Vom Lkw gefallen?

Betrachtet man die Neubaugebiete von heute, wirken sie oft beliebig, austauschbar und banal. Dabei sollten Orte genau das nicht sein.

Wer träumt ihn nicht – den Traum vom eigenen Haus? Einmal alles genauso gestalten können, wie man sich das selbst vorstellt hat.

Wer durch ein Neubaugebiet der Republik fährt und die Mixtur verschiedener Bauformen in häufig gestalterisch bedenklicher Qualität betrachtet, kann die Auswirkungen dieser Träume, die Folgen der Individualisierung, beobachten. Ob Nord, ob Süd – die Bilder gleichen sich: Neben der banalisierten Bauhauskopie steht auf engstem Raum eine „Toskanavilla“, ein Klinkerbau, ein finnisches Blockhaus oder, oder, oder.

Sowohl technisch und finanziell als auch gestalterisch und stilistisch gilt hier das Motto „Nichts ist unmöglich“. Es ist ja eine Binsenweisheit, dass Bauen immer im gesellschaftlichen Kontext stattfindet und die Veränderungen der gesellschaftlichen Realität widerspiegelt. Die zunehmende Segregation der Gesellschaft geht mit einer Vielfalt und Gleichzeitigkeit verschiedener Moden einher, die Austauschbarkeit und Beliebigkeit vermittelt. Setzt sich der immer öfter artikulierte Wunsch mancher Bauherrn durch, in Zukunft ein Stück Haus wie ein Auto als fertiges Produkt mit Garantie und Festpreis zu kaufen oder zu leasen, wird die Produktion dieser Häuser daran angepasst. Großkonzerne werden dann mit verschiedenen „Designlinien“, die sorgfältig auf die jeweilige Klientel abgestimmt sind, die Märkte erobern.
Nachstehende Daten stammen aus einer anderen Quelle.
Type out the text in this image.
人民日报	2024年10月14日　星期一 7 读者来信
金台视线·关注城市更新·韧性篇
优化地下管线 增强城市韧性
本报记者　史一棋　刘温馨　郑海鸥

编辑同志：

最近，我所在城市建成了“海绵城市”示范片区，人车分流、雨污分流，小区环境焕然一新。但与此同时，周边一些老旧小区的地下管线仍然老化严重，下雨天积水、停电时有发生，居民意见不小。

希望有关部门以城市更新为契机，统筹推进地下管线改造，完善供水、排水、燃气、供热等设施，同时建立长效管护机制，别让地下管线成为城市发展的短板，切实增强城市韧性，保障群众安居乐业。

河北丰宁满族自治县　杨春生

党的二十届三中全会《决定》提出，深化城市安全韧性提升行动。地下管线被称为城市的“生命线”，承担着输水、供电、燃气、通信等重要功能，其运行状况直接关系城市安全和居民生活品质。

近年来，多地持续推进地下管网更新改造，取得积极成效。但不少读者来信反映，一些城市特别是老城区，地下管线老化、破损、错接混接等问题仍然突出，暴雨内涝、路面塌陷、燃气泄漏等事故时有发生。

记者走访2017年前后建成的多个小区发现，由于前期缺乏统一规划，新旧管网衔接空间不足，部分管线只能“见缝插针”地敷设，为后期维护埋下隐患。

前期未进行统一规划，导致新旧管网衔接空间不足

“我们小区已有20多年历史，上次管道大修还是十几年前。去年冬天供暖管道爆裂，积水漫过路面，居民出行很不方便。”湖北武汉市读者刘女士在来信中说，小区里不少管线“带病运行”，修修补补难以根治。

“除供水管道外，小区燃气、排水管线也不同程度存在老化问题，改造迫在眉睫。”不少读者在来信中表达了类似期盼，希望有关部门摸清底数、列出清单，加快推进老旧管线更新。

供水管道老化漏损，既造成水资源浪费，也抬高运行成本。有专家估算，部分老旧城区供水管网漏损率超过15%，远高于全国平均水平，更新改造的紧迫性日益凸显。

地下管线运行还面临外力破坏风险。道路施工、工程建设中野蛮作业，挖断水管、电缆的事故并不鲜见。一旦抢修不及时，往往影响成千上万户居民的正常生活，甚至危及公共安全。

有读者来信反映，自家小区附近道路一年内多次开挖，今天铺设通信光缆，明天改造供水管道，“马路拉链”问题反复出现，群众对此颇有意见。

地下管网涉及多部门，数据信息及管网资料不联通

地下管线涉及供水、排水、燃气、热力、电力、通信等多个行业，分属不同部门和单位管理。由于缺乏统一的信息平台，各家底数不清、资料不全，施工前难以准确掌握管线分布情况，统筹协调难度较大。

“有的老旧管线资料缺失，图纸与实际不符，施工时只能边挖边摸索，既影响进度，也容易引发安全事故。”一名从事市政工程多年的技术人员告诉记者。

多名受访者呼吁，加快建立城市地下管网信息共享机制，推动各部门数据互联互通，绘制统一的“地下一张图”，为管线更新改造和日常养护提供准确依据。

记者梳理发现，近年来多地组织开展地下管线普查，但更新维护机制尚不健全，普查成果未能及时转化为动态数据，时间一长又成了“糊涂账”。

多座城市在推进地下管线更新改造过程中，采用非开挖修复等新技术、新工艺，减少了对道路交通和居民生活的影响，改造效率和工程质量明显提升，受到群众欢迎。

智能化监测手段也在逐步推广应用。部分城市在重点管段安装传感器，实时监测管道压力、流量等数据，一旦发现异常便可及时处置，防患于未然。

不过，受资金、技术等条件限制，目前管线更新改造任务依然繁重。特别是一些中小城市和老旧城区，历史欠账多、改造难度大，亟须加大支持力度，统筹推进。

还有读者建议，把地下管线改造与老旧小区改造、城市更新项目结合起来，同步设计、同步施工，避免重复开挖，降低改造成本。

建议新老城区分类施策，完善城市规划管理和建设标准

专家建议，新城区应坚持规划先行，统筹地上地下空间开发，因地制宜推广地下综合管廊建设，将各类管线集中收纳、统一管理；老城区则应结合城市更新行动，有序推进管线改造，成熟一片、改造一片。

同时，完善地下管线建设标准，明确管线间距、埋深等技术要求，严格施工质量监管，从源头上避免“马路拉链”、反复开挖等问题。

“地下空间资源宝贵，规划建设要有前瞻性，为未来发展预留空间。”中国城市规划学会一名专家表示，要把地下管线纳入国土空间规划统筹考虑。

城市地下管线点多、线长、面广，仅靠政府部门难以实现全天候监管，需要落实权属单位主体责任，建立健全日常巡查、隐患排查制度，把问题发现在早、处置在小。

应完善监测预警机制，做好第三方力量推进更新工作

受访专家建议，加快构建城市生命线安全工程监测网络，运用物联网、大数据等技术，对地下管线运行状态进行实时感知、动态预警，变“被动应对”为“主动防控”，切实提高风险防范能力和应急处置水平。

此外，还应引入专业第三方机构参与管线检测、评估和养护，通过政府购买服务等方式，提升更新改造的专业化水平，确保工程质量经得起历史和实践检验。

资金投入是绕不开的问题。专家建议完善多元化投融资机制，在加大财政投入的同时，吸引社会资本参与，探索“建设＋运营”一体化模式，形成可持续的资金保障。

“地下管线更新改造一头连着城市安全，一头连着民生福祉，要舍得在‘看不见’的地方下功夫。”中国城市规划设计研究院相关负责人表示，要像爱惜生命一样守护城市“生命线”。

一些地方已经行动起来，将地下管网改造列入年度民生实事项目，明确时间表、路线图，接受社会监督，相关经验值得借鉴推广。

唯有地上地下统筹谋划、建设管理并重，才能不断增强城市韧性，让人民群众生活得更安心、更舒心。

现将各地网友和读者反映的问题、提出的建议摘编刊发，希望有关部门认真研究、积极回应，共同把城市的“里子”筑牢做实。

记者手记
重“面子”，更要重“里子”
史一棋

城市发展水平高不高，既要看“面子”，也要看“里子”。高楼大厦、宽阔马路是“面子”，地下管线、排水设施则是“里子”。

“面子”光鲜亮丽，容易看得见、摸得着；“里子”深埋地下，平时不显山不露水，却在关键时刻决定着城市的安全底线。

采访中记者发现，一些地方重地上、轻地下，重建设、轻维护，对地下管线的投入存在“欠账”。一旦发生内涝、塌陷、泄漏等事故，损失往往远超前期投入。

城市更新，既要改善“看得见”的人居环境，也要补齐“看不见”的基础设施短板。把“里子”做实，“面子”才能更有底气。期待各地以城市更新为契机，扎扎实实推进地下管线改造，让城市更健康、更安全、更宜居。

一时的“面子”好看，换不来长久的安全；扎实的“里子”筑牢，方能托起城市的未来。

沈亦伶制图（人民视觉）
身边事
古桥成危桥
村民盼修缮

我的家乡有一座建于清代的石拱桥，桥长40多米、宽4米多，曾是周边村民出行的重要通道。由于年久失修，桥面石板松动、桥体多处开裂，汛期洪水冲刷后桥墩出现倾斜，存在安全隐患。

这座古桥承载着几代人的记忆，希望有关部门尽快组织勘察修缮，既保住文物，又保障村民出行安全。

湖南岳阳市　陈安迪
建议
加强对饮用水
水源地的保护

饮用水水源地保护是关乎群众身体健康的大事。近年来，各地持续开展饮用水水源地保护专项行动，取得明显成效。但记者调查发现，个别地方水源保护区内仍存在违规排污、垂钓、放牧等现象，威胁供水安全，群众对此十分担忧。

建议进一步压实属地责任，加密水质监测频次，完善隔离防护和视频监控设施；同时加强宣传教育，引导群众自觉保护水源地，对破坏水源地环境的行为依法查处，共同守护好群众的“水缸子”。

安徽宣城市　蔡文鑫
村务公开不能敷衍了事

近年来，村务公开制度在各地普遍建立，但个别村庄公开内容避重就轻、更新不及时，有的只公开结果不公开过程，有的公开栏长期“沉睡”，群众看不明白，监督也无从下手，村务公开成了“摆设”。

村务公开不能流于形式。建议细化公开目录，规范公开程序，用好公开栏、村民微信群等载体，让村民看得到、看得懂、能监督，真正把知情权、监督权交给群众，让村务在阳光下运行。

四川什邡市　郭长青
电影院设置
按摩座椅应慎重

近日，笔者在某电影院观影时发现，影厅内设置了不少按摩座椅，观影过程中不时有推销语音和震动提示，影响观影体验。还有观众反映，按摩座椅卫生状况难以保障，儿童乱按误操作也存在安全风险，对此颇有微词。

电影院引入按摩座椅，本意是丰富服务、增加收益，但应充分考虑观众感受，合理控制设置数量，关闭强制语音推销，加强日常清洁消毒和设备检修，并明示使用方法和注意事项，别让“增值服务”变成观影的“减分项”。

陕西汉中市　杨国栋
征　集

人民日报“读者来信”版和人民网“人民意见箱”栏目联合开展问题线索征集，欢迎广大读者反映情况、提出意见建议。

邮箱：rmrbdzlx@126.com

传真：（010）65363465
Wo diese Produkte dann landen, ist beliebig, sie scheinen wie versehentlich vom Lkw gefallen zu sein, sind quasi die Verstofflichung der jeweiligen Katalogbilder ohne Bezug zur Umgebung. Räumliche Strukturen, materielle und damit wesentliche atmosphärische Qualitäten spielen dabei keine Rolle mehr und die Umgebung – der gemeinsame Raum für alle – verkommt zur „Lage“ in der Immobilienanzeige. Oft sind die favorisierten Bilder von Architektur – bewusst oder unbewusst – Projektionen von Lebensentwürfen. Wie man sich über Mode oder Ernährungsweise definiert, definiert man sich auch über die Bauhauskopie oder das Schwedenhäuschen. Hier würde ich mir wünschen, sich neu zu fokussieren: nicht nach dem Wie zu fragen, sondern nach dem Warum – hinter das Bild zu schauen sozusagen. Anstatt auf der Bildebene steckenzubleiben, könnte man sich auf alte Tugenden neu besinnen, zum Beispiel den genius loci, den „Geist des Ortes“.

Dieser Begriff bezeichnet in der Architektur die Merkmale eines Ortes, die entwurfsbestimmend sind. Jedes Grundstück wird durch seine Lage und seine Einfügung in die Umgebung sowie durch seine Atmosphäre bestimmt. Jeder Ort hat seine eigene Befindlichkeit, ist geprägt von Spuren der Nutzung und seiner Vergangenheit. Ein wirksames Konzept also gegen Beliebigkeit, Austauschbarkeit und Banalisierung, genauso wie übrigens die Wertschätzung der regionalen Baukultur.